With little discussion, the preliminary 08-09 budget was passed by a two to one vote on June 24, going into effect on July 1, 2008. Mayor Steve Conaway and Councilmember Scott Lee were in favor, and Councilmember Patti Walker voted against, citing discomfort with management and mid-management raises. It is her opinion that in consideration of several outstanding issues, including the cost of completion for specific projects, it was in the community’s best interest to hold off temporarily on those specific raises. Lee favored mid-management and management raises, arguing the need to keep salaries competitive to retain the best people, and that most have been employees of the City for several years, thus putting them at the top of their pay scales. However, he questioned the trend of dipping into the Reserve General Purpose Fund to make up shortfalls. Mayor Conaway and Councilmember Cecilia Cuevas were comfortable with the budget. Cuevas left the meeting before the vote and Councilmember Laurie Hernandez was on extended leave of absence.

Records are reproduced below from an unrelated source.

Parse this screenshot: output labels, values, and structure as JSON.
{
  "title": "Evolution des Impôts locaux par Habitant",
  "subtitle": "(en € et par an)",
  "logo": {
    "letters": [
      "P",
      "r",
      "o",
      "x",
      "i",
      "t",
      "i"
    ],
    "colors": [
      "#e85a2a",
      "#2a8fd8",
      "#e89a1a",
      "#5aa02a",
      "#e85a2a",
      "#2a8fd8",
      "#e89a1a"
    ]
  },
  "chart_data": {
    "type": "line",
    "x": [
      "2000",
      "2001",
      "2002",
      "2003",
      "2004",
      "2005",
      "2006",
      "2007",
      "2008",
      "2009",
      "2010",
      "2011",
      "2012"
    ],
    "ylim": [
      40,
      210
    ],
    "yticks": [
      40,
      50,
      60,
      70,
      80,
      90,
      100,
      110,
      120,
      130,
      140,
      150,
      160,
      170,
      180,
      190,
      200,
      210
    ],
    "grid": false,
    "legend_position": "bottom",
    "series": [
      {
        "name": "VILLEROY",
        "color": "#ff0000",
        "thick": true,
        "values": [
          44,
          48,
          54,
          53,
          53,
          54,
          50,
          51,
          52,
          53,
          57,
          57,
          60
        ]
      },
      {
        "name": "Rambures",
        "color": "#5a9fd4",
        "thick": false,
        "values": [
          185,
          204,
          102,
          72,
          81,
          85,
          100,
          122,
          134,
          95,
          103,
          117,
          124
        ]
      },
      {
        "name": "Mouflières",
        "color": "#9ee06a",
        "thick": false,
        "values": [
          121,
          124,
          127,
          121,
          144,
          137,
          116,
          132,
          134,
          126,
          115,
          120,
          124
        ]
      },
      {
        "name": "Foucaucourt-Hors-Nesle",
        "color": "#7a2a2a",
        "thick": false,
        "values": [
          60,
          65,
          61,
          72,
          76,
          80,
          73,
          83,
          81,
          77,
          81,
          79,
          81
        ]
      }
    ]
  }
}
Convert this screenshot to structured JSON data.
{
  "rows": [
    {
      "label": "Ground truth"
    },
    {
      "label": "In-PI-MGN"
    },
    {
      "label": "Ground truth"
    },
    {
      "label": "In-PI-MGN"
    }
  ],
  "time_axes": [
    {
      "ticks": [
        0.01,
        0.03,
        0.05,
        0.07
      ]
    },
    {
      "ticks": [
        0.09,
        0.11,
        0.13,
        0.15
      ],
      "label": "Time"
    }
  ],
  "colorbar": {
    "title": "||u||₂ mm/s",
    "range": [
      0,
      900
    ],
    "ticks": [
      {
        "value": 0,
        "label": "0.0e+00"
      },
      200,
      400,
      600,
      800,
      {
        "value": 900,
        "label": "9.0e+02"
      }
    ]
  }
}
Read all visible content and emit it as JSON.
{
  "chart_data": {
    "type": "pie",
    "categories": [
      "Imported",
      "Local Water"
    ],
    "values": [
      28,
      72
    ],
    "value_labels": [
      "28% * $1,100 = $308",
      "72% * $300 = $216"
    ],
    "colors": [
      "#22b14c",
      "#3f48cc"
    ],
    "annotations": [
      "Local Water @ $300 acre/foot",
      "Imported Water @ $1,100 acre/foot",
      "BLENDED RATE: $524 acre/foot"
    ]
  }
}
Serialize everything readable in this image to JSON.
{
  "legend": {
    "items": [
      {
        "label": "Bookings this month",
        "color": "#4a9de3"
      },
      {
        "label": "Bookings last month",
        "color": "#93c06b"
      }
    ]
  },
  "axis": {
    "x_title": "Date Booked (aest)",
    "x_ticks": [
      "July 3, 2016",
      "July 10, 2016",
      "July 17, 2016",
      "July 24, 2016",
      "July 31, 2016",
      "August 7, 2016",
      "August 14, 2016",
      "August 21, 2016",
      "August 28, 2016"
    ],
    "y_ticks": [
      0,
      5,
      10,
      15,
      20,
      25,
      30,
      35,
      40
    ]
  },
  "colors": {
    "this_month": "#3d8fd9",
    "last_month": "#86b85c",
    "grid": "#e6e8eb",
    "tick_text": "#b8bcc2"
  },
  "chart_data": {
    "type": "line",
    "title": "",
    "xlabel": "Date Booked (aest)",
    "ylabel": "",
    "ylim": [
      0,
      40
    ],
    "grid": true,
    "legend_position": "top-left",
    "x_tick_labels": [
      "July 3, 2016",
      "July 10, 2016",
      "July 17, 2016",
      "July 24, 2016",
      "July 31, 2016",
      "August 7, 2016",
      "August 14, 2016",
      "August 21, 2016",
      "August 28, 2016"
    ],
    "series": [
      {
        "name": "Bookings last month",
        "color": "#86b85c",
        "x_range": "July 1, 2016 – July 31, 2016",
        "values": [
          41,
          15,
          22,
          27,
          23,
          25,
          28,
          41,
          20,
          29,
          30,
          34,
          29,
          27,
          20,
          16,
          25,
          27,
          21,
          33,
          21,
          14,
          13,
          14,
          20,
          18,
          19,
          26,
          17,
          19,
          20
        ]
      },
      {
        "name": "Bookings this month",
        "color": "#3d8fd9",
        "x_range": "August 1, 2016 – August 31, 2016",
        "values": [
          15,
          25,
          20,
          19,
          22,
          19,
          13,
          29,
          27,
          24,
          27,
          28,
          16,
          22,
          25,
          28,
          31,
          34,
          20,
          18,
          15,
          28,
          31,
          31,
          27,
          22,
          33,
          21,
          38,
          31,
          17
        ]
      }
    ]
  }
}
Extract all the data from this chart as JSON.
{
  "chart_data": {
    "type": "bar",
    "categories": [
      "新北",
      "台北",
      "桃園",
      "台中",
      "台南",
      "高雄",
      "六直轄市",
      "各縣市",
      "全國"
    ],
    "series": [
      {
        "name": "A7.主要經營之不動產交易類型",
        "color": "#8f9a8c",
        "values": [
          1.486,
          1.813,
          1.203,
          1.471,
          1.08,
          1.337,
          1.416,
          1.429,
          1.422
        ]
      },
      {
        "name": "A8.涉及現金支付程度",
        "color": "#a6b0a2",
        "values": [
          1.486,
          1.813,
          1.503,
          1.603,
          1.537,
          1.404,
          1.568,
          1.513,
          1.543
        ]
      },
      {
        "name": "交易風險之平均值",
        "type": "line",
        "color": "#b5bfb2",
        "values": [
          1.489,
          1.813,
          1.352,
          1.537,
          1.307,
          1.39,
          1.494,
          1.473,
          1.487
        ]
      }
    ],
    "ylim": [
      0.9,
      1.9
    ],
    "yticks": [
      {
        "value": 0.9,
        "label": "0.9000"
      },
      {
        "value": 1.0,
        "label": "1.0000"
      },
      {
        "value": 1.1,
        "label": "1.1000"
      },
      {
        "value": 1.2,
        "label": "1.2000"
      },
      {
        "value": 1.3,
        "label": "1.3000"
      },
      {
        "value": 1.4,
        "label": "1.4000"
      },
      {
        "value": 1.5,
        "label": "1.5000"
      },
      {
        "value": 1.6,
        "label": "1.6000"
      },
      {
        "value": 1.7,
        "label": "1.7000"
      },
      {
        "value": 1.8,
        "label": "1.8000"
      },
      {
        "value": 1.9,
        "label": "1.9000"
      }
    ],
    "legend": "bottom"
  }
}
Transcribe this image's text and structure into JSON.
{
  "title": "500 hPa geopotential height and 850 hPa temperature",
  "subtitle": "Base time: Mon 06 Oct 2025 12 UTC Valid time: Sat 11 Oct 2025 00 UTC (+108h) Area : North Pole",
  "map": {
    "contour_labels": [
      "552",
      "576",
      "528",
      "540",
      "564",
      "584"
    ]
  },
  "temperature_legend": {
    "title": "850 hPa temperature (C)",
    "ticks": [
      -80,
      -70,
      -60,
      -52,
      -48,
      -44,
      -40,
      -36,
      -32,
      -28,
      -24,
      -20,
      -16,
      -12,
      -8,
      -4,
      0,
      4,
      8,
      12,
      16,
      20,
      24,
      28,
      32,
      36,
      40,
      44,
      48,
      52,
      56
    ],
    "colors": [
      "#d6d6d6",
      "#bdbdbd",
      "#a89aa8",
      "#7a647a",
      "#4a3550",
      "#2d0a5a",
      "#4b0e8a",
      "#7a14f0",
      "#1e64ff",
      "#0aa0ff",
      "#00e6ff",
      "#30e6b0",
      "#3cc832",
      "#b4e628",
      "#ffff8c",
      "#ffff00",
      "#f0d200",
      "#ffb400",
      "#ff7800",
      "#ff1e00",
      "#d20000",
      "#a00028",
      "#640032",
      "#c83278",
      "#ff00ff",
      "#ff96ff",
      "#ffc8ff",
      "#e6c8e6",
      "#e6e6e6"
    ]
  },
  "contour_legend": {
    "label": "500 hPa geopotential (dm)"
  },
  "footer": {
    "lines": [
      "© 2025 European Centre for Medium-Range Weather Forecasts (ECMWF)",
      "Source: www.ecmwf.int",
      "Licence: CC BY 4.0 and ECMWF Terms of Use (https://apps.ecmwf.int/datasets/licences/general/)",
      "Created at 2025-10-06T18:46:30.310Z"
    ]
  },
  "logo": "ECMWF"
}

The all encompassing 08-09 Fiscal Budget is $117,773,354, ($38,412,809 or 24.6% less than the previous). The reductions are due in part to reduced development and capital expenditures. Expenditures of $45.7 million are planned for capital projects. The City projects revenues of $28.4 million (as reported in the V.C. Star 6/25/08, but unable to confirm at the City level before publication).

Although some conflicting data was previously reported in another publication, Ristau has confirmed that the total Operating Budget for 08-09 is $19.9 million and includes expenses for a great number of departments. The General Fund Operating Budget is $7,365,977. The Reserve General Purpose Fund has $2,095,072 (28.4% of the recommend 40% of the General Fund Operating Budget).

There are many problems facing Fillmore today. Included are: sewer plant, storm water, and brine discharge issues and their related costs to the public; FEMA, business park and residential flood plain problems; growth disputes; rising costs and diminishing revenues; poor housing market; Board of Equalization investigations; loss of businesses and jobs; loss of State and Federal grants and subsidies; Senior Center, Veterans Memorial District and Fire Chief difficulties. On a personal level, many in Fillmore, a city on the lower rungs of the economic scale of Ventura County, are currently forced to sacrifice even necessities.

The question is; what would you do if you were a City leader, charged with guiding your town through difficult times? The Fillmore Gazette welcomes your opinions and ideas before the Council’s final vote on the 08-09 Budget, scheduled for the very near future.